„Wir brauchen keine Angst vor der Autonomie der Menschen zu haben“

Ein Interview mit dem Medizinethiker Florian Jeserich, der Beschäftigte im Gesundheitswesen nach ihrer Einstellung zur Suizidbeihilfe befragte

Was denken die Menschen über eine Suizidbeihilfe, die täglich in christlichen Gesundheits- und Pflegeeinrichtungen mit Sterben und Tod konfrontiert sind? Der Medizinethiker Florian Jeserich hat dazu 2022 im Bistum Essen verschiedene Berufsgruppen befragt. Demnach können sich 85 Prozent eine Suizidbeihilfe in kirchlichen Einrichtungen vorstellen. Ein Interview mit ihm zu den Ergebnissen und was daraus seiner Meinung nach folgen sollte.

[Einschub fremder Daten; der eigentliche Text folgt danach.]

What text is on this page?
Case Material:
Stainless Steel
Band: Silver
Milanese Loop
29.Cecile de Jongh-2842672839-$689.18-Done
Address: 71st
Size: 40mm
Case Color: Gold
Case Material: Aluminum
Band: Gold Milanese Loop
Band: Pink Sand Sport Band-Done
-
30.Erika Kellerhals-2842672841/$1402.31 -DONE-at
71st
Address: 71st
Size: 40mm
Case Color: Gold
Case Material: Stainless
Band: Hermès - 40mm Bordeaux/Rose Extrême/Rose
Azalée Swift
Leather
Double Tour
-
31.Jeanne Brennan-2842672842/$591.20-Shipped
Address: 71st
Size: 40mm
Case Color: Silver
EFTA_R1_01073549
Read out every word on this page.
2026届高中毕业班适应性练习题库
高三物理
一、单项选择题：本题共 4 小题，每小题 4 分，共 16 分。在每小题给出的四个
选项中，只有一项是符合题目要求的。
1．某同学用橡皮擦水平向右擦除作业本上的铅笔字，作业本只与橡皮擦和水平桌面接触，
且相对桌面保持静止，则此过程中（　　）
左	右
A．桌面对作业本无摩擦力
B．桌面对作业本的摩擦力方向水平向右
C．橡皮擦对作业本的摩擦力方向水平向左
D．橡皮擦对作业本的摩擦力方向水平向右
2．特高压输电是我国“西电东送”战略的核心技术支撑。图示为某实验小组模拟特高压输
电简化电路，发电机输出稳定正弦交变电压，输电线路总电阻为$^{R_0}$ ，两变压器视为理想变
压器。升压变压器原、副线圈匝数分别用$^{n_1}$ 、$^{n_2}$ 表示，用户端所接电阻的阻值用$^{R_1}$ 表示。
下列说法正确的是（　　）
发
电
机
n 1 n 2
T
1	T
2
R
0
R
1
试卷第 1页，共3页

Herr Jeserich, was war das für eine Studie? Und wer wurde befragt?

Florian Jeserich: Es waren zwei Studien: eine qualitative, die uns half, ein Gefühl für die Argumente und Streitpunkte zu bekommen, und eine quantitative, die – aufbauend auf die qualitative Studie – mittels eines Online-Fragebogens durchgeführt wurde. Wir baten die Beschäftigten aller christlichen Einrichtungen des Gesundheitswesens im Bistum Essen um Teilnahme. 308 Personen aus den verschiedenen Berufsgruppen, wie Ärzte, Pflegekräfte, Sozialdienst und Seelsorger, nahmen teil. Stark vertreten waren katholische Einrichtungen, Krankenhaus-Beschäftigte und die Gruppe der Pflegekräfte.

Warum haben Sie diese Studien durchgeführt?

Florian Jeserich: Bei meinem damaligen Arbeitgeber, der Katholischen Akademie Die Wolfsburg, war ich stark in der Begleitung und Organisationsentwicklung von katholischen Häusern involviert. Wir arbeiteten an der Frage, was eine christliche Unternehmenskultur ausmacht und wie wir diese weiterentwickeln können. Von daher gab es einen starken Zugang zu medizinethischen Themen. Die Kirchen lehnen in ihren offiziellen Stellungnahmen eine Suizidbeihilfe ab. Wir wollten wissen, was die Menschen, die in der Praxis mit diesem Thema konfrontiert sind, darüber denken.

Laut Ihrer Umfrage können sich 85 Prozent der Befragten eine Suizidbeihilfe in kirchlichen Einrichtungen vorstellen. Nur 10 Prozent lehnen sie ab. Haben Sie diese Ergebnisse überrascht?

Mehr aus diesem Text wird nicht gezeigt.